The small compartment was for holding the glasses, which were often made of horn, as being more lasting aboard a tossing vessel, and the same compartment served as a till where the change was kept. Such chests were fitted with peculiar, intricate locks and had a strong handle affixed to the top lid, by which they were carried. This lid was deep, taking up about one-third of the depth of the chest, and when thrown back would display the bottles to their best advantage.

So, supplied with his liquor, clothing and tobacco, the bumboatman would sail out into the harbor and go the rounds of the ships anchored there. Often he would not step over the rail, but on other occasions he would go aboard and make a lengthy stay.
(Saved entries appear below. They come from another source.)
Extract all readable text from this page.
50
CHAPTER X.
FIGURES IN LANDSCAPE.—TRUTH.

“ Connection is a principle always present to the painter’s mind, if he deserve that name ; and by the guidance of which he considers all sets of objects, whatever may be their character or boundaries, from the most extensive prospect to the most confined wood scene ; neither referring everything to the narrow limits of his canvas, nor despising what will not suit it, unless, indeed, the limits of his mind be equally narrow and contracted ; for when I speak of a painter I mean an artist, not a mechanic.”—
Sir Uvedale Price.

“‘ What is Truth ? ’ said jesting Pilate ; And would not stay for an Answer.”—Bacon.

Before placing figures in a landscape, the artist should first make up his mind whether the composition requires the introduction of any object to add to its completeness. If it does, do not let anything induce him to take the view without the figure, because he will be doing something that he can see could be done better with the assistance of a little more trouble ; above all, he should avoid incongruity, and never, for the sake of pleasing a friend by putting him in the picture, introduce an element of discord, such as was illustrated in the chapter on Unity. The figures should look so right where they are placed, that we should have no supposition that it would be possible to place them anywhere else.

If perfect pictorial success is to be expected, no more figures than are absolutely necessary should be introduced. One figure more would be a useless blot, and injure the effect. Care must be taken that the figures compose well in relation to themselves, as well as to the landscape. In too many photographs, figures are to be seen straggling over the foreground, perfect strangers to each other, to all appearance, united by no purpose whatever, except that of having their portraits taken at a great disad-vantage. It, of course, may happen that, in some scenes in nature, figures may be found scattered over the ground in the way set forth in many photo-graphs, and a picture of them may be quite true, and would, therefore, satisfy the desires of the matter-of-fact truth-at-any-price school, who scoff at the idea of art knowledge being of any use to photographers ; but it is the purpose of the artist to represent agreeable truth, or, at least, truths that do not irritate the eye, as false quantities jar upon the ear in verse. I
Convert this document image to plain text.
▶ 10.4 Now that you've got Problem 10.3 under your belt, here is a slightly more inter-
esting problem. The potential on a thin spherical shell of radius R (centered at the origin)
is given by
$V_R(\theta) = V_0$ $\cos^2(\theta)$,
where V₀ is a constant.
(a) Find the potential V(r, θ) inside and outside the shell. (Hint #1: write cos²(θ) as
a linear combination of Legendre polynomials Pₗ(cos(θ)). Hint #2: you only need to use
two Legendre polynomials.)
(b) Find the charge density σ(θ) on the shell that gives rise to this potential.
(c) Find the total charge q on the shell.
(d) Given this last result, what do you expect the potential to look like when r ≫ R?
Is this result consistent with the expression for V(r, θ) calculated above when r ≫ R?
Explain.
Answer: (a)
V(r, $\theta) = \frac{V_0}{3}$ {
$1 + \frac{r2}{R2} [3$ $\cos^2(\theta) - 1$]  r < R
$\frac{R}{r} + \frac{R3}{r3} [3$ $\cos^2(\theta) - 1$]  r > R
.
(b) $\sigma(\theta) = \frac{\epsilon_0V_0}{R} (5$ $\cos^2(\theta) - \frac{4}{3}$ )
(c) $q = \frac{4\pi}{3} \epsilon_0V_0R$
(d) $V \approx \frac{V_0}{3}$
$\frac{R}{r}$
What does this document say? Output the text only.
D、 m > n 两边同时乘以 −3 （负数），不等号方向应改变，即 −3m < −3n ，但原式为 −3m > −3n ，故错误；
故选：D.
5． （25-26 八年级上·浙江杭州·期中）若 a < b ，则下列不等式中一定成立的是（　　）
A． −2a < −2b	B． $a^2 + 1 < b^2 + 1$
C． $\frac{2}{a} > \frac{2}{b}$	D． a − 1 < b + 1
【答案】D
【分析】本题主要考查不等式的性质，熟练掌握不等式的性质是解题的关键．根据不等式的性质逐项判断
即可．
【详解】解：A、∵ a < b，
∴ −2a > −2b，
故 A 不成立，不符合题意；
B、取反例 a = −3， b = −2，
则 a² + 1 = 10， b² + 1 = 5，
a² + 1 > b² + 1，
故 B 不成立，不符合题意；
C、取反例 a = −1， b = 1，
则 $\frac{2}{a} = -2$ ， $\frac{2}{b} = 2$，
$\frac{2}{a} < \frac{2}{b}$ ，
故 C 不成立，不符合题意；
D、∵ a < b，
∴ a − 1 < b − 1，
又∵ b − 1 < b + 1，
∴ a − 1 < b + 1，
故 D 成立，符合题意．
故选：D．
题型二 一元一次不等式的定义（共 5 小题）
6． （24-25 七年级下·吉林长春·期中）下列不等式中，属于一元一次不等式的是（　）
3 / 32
This was likely to be the case if the ship was from a foreign port with a cargo of merchandise that was scarce or high in this country. Bumboatmen usually had the name of being always ready to make a penny at anything and whoever first mentioned Yankee shrewdness may have received his inspiration from association with a bumboatman, if all stories concerning this gentry are to be believed.

Their shrewdness took a form that might be seriously questioned in these days of registered weights and measures and other laws that the near-ancients happily knew nothing about.

The story is told of a bumboatman who had a shore customer, the latter having but one leg. At regular intervals the customer would appear to buy a single boot. Although he received full price for the boot, the bumboatman experienced distress at having the odd boots on hand, and at last when no other one-legged customer showed up, decided that he must sell them to a two-legged man.

Accordingly he went aboard a ship and making a trade with the master for some goods, he insisted in writing out the contract and in it was specified that in return for certain articles of cargo the ship master was to receive goods and merchandise including “two boots.” The master, who expected a pair of boots, was considerably discomfited when he received two odd boots. Just how the matter ended is never told when the tale is repeated.

Proprietor, patrons and profession all have vanished, but the tales and an occasional trace of the industry, like the liquor chests, still remain, a reminder of the “good old days” and an inspiration to the yarn spinners who recall them.